Marianne Spence Coffee Machines November 30th, 2017 - 02:58:02
The last types of machine to consider if offering a "real" coffee are the ones that have been familiar for many years. Filter type coffee made with Pre ground coffee. The type of machines depends upon volumes required. For example high volumes of coffee may be required for breakfast coffees in Hotels. Conference Centres would require high volumes for seminar coffee breaks. Also Function facilities Staff canteens and Theatres where a high demand for fresh coffee is required in a short space of time.
Other similar coffee machines use a tube in the center to pump the water to the top where it drops back down over the coffee grounds. They are coffee percolators and coffee urns and come in varying sizes. Urns have greater serving sizes that go as high as 60 cups for home use. Another coffee machine makes coffee by putting coffee in the bottom of a cylinder which is usually glass. A filter the size of the inside of the cylinder is then pressed down to the bottom producing the coffee. These coffee machines have names such as French press water press a press pot coffee press coffee plunger or cafetière.
The first requirement that you must take into account when you decide to go in for a coffee machine is whether the machine must be large scale or small scale. Now this choice depends on the kind of set up that you have in mind. Suppose you decide to go in for a book stall or a gaming plaza then a small scale machine with a capacity for one cup of coffee at a time would be enough. But in case you have an idea of running a coffee shop with exclusive coffee options then it would be wise to invest in a large scale coffee machine that would have the capacity of about four to five cups at a time.

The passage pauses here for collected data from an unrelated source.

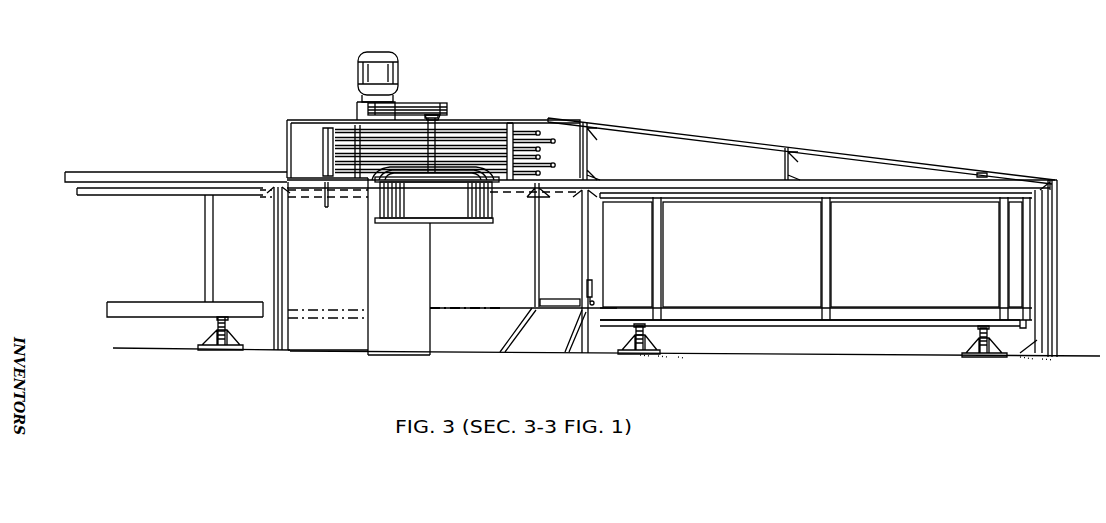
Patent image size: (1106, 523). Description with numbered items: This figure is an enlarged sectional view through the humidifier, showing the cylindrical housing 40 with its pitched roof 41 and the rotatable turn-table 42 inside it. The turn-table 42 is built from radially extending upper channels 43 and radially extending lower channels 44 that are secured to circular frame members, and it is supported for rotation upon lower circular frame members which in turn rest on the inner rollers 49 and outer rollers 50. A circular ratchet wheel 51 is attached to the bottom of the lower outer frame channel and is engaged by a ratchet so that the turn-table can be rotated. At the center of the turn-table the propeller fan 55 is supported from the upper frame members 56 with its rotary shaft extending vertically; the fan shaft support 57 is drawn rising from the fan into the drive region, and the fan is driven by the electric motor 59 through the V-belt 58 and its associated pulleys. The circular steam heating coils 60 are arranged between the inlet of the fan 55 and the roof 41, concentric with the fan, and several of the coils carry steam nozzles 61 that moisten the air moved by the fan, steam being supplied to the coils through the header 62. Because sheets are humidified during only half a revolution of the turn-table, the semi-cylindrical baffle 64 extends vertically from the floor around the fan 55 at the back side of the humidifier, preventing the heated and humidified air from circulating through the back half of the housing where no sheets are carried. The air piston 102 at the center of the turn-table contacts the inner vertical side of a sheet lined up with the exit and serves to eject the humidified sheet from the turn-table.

The cylindrical housing 40 is at (1055, 265).
The pitched roof 41 is at (858, 155).
The turn-table 42 is at (107, 305).
The upper channels 43 is at (752, 203).
The lower channels 44 is at (737, 307).
The inner rollers 49 is at (223, 350).
The outer rollers 50 is at (985, 353).
The circular ratchet wheel 51 is at (1023, 325).
The propeller fan 55 is at (462, 225).
The upper frame members 56 is at (193, 181).
The fan drive shaft support 57 is at (437, 133).
The V-belt 58 is at (412, 104).
The electric motor 59 is at (388, 50).
The circular steam heating coils 60 is at (522, 130).
The steam nozzles 61 is at (552, 145).
The header 62 is at (330, 130).
The semi-cylindrical baffle 64 is at (368, 237).
The air piston 102 is at (543, 303).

There have been many changes in the UKs interest in coffee in the last 10 - 15 years. The need for real espresso based coffees has increased dramatically. Instant coffee out a tin or at best "Pour and Serve" filter coffee machines were the main way of providing coffee during the past thirty years. I can speak from past experiences when selling coffee machines that prepare "real bean" espresso based coffees to businesses in the food and drink sector. These days those types of business wouldnt consider anything less than a traditional Espresso machine or Bean to Cup machine. Back then the British public was really only used to "instant" type coffee and Espresso was something foreign. Businesses didnt see the need to go "foreign."